Appears in these Courses/Majors:
see individual structures for context
Animal Health (BSc) [New in 2015]
Animal Science (BSc) [New in 2014]
Biological Sciences (BSc) [New in 2014]
Biomedical Science (BSc) [New in 2014]
Chemistry (BSc) [New in 2014]
Clinical Laboratory Science (BSc) [New in 2015]
Conservation and Wildlife Biology (BSc) [New in 2014]
Criminology + Forensic Biology and Toxicology [Combined] (BCrim)+(BSc)
Crop and Pasture Science (BSc) [New in 2016]
Engineering Technology (BSc) [New in 2014]
Environmental Management and Sustainability (BSc) [New in 2014]
Environmental Science (BSc) [New in 2014]
Forensic Biology and Toxicology (BSc) [New in 2014]
Genetics and Molecular Biology (BSc) [New in 2014]
Laboratory Medicine (BSc/BLabMed) [New in 2016]
Marine Biology (BSc) [New in 2017]
Marine Science (BSc) [New in 2014]
Mathematics and Statistics (BSc) [New in 2014]
Mineral Science (BSc) [New in 2014]
Physics and Nanotechnology (BSc) [New in 2014]
Sport and Health Science (BSc) [New in 2014]

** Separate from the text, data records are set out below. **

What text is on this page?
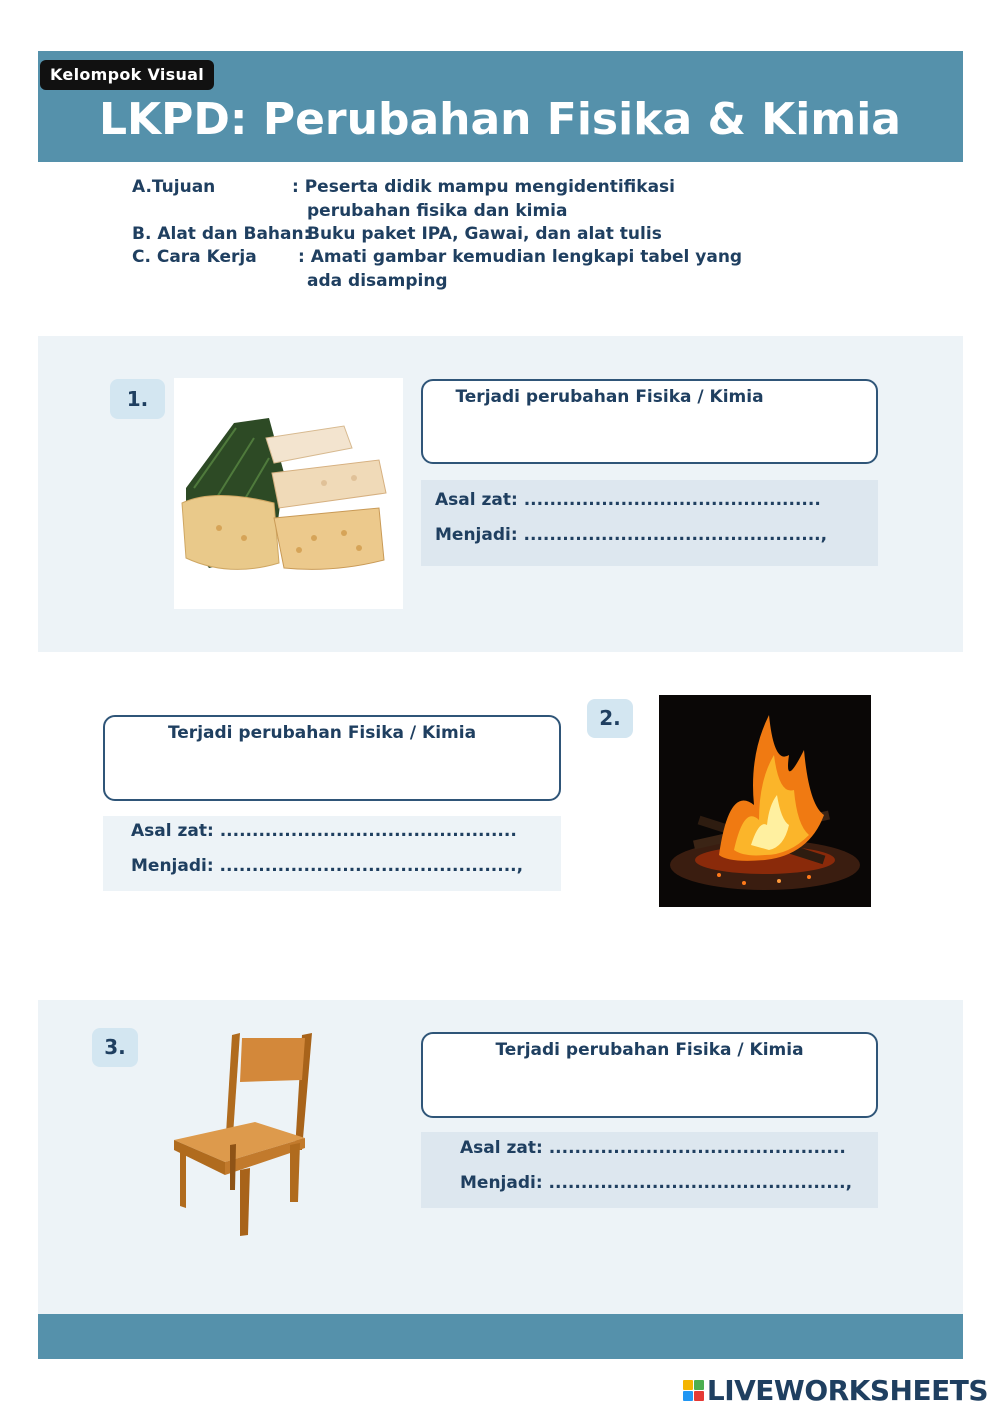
Kelompok Visual
LKPD: Perubahan Fisika & Kimia
A.Tujuan	: Peserta didik mampu mengidentifikasi
perubahan fisika dan kimia
B. Alat dan Bahan:
Buku paket IPA, Gawai, dan alat tulis
C. Cara Kerja : Amati gambar kemudian lengkapi tabel yang
ada disamping
1.	Terjadi perubahan Fisika / Kimia
Asal zat: ..............................................
Menjadi: ..............................................,
Terjadi perubahan Fisika / Kimia
Asal zat: ..............................................
Menjadi: ..............................................,
2.
3.	Terjadi perubahan Fisika / Kimia
Asal zat: ..............................................
Menjadi: ..............................................,
LIVEWORKSHEETS
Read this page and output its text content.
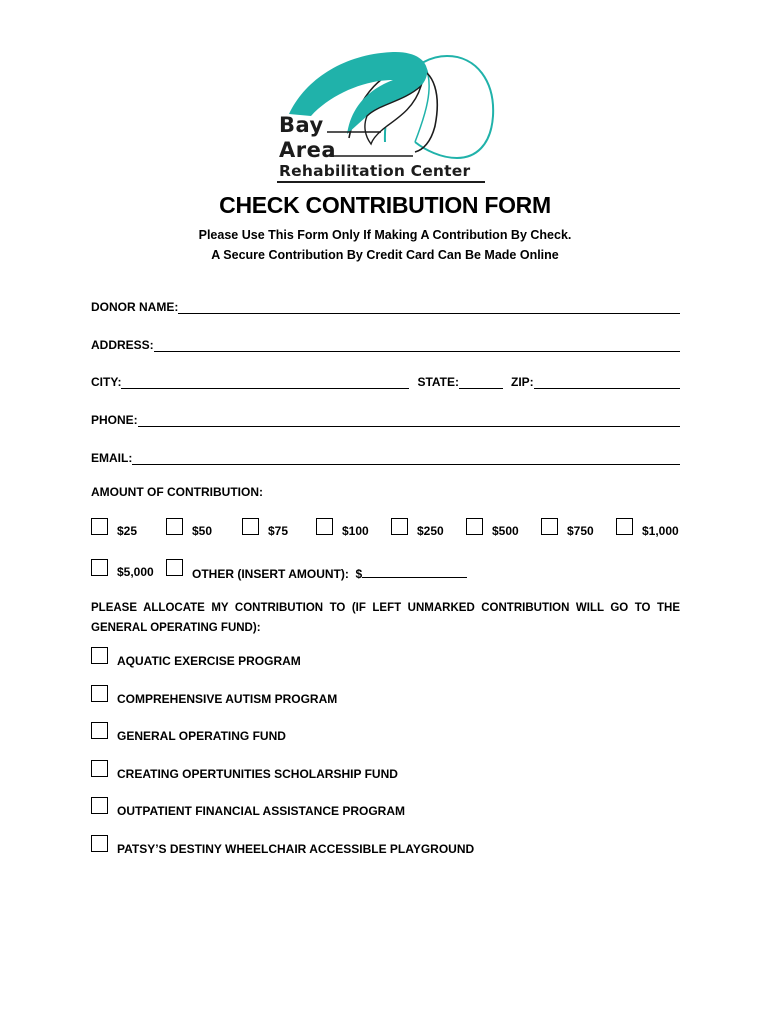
Bay
Area
Rehabilitation Center
CHECK CONTRIBUTION FORM
Please Use This Form Only If Making A Contribution By Check.
A Secure Contribution By Credit Card Can Be Made Online
DONOR NAME:
ADDRESS:
CITY:	STATE:	ZIP:
PHONE:
EMAIL:
AMOUNT OF CONTRIBUTION:
$25	$50	$75	$100	$250	$500	$750	$1,000
$5,000	OTHER (INSERT AMOUNT): $
PLEASE ALLOCATE MY CONTRIBUTION TO (IF LEFT UNMARKED CONTRIBUTION WILL GO TO THE GENERAL OPERATING FUND):
AQUATIC EXERCISE PROGRAM
COMPREHENSIVE AUTISM PROGRAM
GENERAL OPERATING FUND
CREATING OPERTUNITIES SCHOLARSHIP FUND
OUTPATIENT FINANCIAL ASSISTANCE PROGRAM
PATSY’S DESTINY WHEELCHAIR ACCESSIBLE PLAYGROUND
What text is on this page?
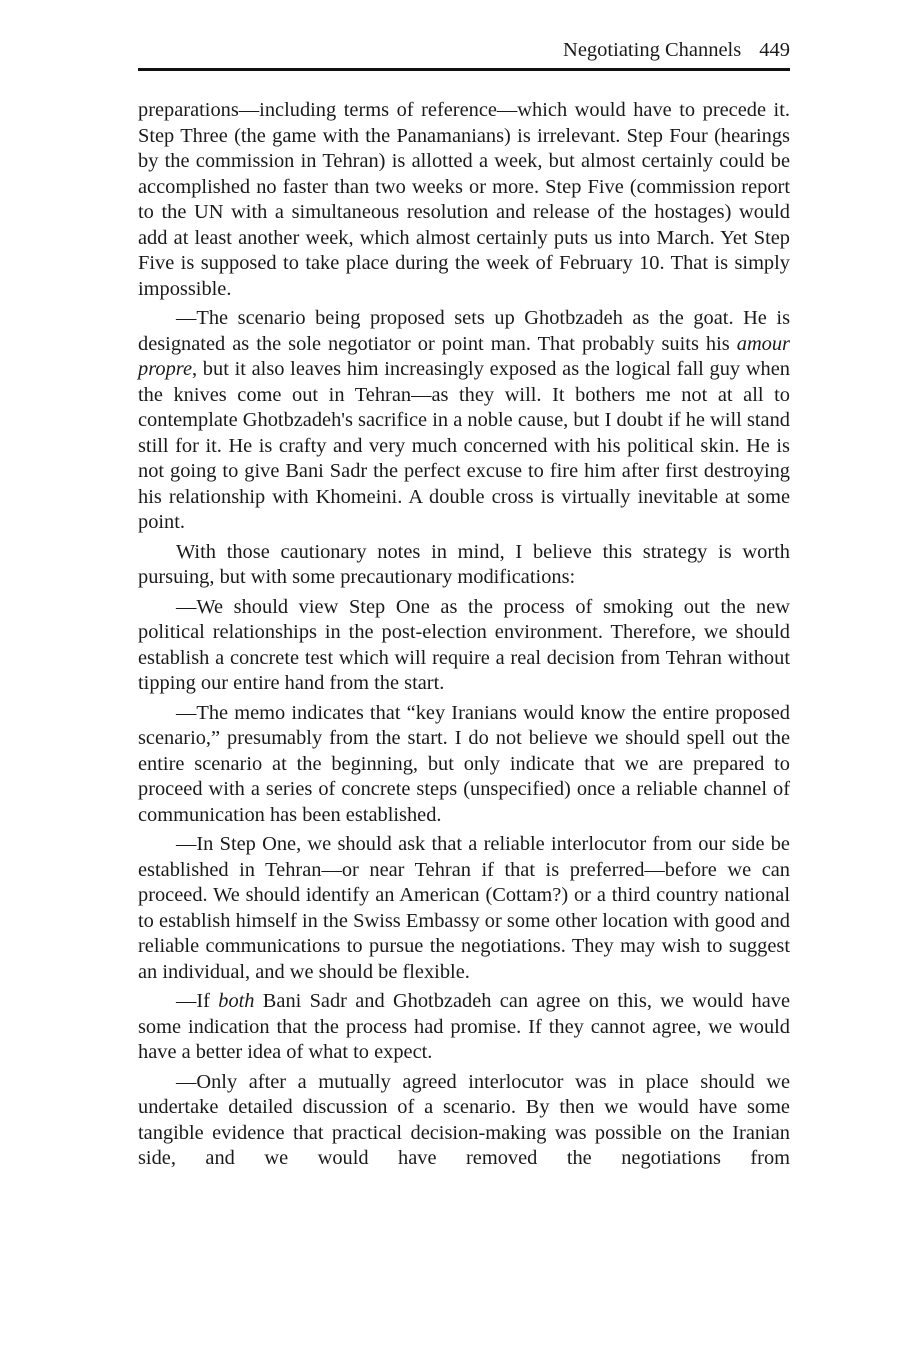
Negotiating Channels 449

preparations—including terms of reference—which would have to precede it. Step Three (the game with the Panamanians) is irrelevant. Step Four (hearings by the commission in Tehran) is allotted a week, but almost certainly could be accomplished no faster than two weeks or more. Step Five (commission report to the UN with a simultaneous resolution and release of the hostages) would add at least another week, which almost certainly puts us into March. Yet Step Five is supposed to take place during the week of February 10. That is simply impossible.

—The scenario being proposed sets up Ghotbzadeh as the goat. He is designated as the sole negotiator or point man. That probably suits his amour propre, but it also leaves him increasingly exposed as the logical fall guy when the knives come out in Tehran—as they will. It bothers me not at all to contemplate Ghotbzadeh's sacrifice in a noble cause, but I doubt if he will stand still for it. He is crafty and very much concerned with his political skin. He is not going to give Bani Sadr the perfect excuse to fire him after first destroying his relationship with Khomeini. A double cross is virtually inevitable at some point.

With those cautionary notes in mind, I believe this strategy is worth pursuing, but with some precautionary modifications:

—We should view Step One as the process of smoking out the new political relationships in the post-election environment. Therefore, we should establish a concrete test which will require a real decision from Tehran without tipping our entire hand from the start.

—The memo indicates that “key Iranians would know the entire proposed scenario,” presumably from the start. I do not believe we should spell out the entire scenario at the beginning, but only indicate that we are prepared to proceed with a series of concrete steps (unspecified) once a reliable channel of communication has been established.

—In Step One, we should ask that a reliable interlocutor from our side be established in Tehran—or near Tehran if that is preferred—before we can proceed. We should identify an American (Cottam?) or a third country national to establish himself in the Swiss Embassy or some other location with good and reliable communications to pursue the negotiations. They may wish to suggest an individual, and we should be flexible.

—If both Bani Sadr and Ghotbzadeh can agree on this, we would have some indication that the process had promise. If they cannot agree, we would have a better idea of what to expect.

—Only after a mutually agreed interlocutor was in place should we undertake detailed discussion of a scenario. By then we would have some tangible evidence that practical decision-making was possible on the Iranian side, and we would have removed the negotiations from
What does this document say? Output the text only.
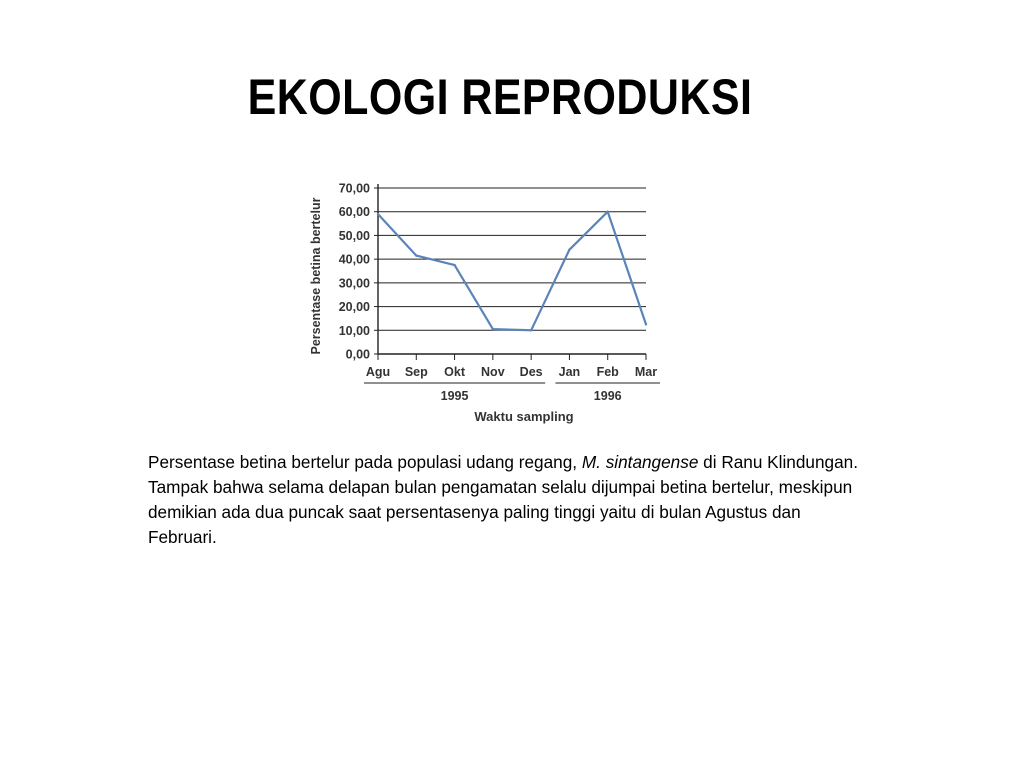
EKOLOGI REPRODUKSI
0,00
10,00
20,00
30,00
40,00
50,00
60,00
70,00
Agu Sep Okt Nov Des Jan Feb Mar
1995	1996
Persentase betina bertelur
Waktu sampling
Persentase betina bertelur pada populasi udang regang, M. sintangense di Ranu Klindungan. Tampak bahwa selama delapan bulan pengamatan selalu dijumpai betina bertelur, meskipun demikian ada dua puncak saat persentasenya paling tinggi yaitu di bulan Agustus dan Februari.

Internet Access RequirementsMurdoch units normally include an online component comprising materials, discussions, lecture recordings and assessment activities. All students, regardless of their location or mode of study, need to have access to and be able to use computing devices with browsing capability and a connection to the Internet via Broadband (Cable, ADSL or Mobile) or Wireless. The Internet connection should be readily available and allow large amounts of data to be streamed or downloaded (approximately 100MB per lecture recording). Students also need to be able to enter into online discussions and submit assignments online.